Additional Considerations for Exercise Prescription
Type of Contraction
Eccentric Contractions:
Higher loads with reduced metabolic cost; beneficial for degenerative tendinopathies and hypertrophy.
Concentric Contractions:
Higher metabolic costs; improve blood flow in guarded muscles showing stasis.
Transference
Definition: Unintended benefits from exercises targeting specific functions.
Example: Strengthening scapular retraction may improve balance due to stabilization demands.
Flexibility Exercises
Definition: Movements aimed at increasing tissue extensibility.
Historical Context: Static stretching has not been shown to reduce injury risk or enhance performance pre-activity.

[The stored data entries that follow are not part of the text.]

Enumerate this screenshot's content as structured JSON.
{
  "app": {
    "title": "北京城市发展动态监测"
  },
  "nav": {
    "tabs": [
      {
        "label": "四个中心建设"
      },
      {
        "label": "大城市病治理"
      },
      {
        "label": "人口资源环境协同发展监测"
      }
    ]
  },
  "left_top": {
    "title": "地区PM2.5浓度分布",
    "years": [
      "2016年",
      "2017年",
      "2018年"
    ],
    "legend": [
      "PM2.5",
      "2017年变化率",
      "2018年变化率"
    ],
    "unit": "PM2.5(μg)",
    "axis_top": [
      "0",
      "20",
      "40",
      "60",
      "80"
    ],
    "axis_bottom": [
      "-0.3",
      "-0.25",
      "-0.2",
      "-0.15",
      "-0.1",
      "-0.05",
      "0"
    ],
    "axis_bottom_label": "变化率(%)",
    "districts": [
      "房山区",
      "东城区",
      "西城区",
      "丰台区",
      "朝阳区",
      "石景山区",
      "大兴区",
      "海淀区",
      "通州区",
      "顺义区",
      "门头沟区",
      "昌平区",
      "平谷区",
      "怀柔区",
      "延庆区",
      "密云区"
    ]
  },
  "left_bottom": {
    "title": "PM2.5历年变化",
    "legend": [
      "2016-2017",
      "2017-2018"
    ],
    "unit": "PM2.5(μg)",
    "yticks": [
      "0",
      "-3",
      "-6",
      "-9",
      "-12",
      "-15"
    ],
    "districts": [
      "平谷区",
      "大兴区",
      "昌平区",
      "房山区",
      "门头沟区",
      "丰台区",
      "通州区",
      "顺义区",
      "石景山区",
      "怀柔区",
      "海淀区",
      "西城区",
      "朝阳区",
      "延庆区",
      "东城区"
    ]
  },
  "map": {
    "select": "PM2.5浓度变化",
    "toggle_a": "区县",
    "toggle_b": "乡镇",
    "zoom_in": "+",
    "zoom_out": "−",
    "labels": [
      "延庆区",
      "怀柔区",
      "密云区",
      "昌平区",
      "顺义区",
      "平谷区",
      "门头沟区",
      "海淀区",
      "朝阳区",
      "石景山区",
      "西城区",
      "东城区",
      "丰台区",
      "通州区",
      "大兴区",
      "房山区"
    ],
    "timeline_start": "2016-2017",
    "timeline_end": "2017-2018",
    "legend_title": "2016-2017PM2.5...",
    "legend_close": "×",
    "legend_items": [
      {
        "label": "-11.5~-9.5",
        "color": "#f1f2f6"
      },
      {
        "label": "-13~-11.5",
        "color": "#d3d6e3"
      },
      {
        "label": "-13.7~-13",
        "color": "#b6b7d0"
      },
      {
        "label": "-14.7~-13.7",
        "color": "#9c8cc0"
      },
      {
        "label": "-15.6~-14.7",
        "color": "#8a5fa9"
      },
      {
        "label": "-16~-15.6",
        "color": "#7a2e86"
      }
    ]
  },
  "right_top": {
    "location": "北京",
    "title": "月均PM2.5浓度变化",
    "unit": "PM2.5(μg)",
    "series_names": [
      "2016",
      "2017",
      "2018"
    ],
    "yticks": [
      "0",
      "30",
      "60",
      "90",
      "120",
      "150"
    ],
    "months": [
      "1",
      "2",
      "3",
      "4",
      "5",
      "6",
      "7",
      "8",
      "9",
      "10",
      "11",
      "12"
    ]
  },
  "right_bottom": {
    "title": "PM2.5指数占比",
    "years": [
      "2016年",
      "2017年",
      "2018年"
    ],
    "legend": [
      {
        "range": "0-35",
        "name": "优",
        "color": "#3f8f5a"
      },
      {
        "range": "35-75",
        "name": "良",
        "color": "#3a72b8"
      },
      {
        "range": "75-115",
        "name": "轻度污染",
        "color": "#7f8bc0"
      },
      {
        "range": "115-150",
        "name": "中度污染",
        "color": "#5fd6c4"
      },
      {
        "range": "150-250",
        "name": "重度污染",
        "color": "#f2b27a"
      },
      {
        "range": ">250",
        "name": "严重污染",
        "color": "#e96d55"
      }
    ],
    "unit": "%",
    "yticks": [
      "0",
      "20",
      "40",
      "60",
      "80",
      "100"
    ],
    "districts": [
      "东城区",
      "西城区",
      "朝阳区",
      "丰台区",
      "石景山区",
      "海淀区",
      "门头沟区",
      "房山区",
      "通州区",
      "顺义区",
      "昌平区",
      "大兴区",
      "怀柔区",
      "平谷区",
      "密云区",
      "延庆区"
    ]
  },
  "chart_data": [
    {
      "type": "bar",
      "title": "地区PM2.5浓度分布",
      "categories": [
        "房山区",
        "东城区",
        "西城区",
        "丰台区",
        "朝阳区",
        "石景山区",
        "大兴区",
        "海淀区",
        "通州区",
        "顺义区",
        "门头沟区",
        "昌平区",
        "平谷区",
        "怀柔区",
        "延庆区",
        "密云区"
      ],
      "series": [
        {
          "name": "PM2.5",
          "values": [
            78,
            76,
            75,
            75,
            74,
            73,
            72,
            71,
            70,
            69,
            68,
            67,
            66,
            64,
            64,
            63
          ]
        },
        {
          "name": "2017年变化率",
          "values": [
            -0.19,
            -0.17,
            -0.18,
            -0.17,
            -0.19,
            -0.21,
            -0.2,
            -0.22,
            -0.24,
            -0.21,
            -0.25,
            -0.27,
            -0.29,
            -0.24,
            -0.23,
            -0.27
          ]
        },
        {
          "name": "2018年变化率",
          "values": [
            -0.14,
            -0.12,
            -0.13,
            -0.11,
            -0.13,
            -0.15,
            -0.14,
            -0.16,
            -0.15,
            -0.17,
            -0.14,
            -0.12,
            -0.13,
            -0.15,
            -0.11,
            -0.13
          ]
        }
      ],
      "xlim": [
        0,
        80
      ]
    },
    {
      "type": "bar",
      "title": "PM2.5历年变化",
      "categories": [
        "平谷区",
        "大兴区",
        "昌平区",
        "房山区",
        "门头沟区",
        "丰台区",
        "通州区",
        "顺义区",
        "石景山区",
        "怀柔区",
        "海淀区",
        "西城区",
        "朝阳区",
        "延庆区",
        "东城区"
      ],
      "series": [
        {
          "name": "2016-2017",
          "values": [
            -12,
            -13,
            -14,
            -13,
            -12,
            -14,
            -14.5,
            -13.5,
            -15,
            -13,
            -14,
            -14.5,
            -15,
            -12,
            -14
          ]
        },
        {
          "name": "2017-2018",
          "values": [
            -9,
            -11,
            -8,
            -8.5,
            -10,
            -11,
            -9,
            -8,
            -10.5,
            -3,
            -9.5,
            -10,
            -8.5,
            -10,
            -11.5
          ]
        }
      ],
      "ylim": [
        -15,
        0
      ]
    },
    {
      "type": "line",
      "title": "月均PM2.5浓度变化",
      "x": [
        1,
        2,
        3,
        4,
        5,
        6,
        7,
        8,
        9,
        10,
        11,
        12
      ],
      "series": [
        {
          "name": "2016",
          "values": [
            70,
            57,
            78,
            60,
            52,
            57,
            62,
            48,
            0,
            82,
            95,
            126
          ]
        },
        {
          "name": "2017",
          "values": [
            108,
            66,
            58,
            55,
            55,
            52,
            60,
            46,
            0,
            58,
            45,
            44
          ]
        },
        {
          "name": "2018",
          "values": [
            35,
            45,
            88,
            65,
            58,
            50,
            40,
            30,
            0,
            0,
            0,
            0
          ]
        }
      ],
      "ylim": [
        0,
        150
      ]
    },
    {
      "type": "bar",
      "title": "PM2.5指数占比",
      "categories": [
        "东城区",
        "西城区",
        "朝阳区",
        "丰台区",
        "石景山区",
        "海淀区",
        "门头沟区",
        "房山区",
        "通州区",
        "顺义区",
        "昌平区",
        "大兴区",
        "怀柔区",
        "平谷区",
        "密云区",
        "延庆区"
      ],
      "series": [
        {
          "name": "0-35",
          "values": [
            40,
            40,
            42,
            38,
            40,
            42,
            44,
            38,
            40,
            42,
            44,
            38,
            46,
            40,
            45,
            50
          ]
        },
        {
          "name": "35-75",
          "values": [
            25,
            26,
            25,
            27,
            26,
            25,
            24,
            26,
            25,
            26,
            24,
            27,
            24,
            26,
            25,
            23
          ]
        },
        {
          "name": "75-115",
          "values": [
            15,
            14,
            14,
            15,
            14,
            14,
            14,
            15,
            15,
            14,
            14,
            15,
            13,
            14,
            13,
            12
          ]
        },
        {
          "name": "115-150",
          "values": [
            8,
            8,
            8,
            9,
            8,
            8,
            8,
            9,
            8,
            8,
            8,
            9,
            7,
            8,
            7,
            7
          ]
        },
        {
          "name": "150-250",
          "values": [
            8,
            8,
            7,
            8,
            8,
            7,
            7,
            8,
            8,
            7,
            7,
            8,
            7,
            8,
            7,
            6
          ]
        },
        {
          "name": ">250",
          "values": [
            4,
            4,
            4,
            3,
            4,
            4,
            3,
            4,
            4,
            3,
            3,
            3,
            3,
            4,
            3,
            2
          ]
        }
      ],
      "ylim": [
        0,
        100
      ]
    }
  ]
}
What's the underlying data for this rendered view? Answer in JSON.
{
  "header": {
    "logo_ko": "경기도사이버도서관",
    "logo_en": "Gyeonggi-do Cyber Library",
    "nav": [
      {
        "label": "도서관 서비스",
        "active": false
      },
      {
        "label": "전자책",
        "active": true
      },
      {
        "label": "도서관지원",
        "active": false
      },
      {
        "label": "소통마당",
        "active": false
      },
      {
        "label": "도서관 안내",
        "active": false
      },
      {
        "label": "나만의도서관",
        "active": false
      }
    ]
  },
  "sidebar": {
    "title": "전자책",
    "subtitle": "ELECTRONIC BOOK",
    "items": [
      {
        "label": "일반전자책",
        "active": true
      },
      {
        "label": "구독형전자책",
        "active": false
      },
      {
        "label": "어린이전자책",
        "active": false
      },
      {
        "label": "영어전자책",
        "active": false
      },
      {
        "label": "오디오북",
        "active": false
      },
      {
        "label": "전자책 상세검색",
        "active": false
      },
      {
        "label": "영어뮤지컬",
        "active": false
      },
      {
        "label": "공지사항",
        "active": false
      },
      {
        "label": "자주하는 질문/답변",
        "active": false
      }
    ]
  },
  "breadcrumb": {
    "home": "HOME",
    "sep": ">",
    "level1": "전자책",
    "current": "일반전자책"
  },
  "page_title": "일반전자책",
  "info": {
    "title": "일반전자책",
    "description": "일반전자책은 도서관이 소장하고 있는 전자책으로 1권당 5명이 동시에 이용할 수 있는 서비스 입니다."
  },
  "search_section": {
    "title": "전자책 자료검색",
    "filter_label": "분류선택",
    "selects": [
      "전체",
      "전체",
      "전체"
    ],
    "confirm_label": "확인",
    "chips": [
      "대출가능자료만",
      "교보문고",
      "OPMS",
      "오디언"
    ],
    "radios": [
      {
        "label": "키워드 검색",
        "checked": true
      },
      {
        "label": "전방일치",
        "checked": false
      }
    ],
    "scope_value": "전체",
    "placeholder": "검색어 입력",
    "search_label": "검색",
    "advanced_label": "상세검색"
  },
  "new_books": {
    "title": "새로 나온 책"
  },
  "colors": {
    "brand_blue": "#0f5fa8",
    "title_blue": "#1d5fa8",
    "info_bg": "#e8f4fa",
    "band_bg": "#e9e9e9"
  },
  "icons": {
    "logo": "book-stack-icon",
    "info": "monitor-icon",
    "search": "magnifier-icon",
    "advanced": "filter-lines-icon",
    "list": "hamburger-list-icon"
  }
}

Dynamic Stretching Benefits: Shown to improve performance.
FITT-VP Considerations in Flexibility:
Higher frequency and lower intensity stretches yield better outcomes.
Monitor total duration and volume of stretching.
Multiple stretch types include static hold, dynamic movements, ballistic techniques, and PNF patterns.
Conclusion
Overview of principles for exercise prescription targeting musculoskeletal pain and dysfunction.
Emphasis on tailoring interventions to address specific impairments and promote full participation in desired activities.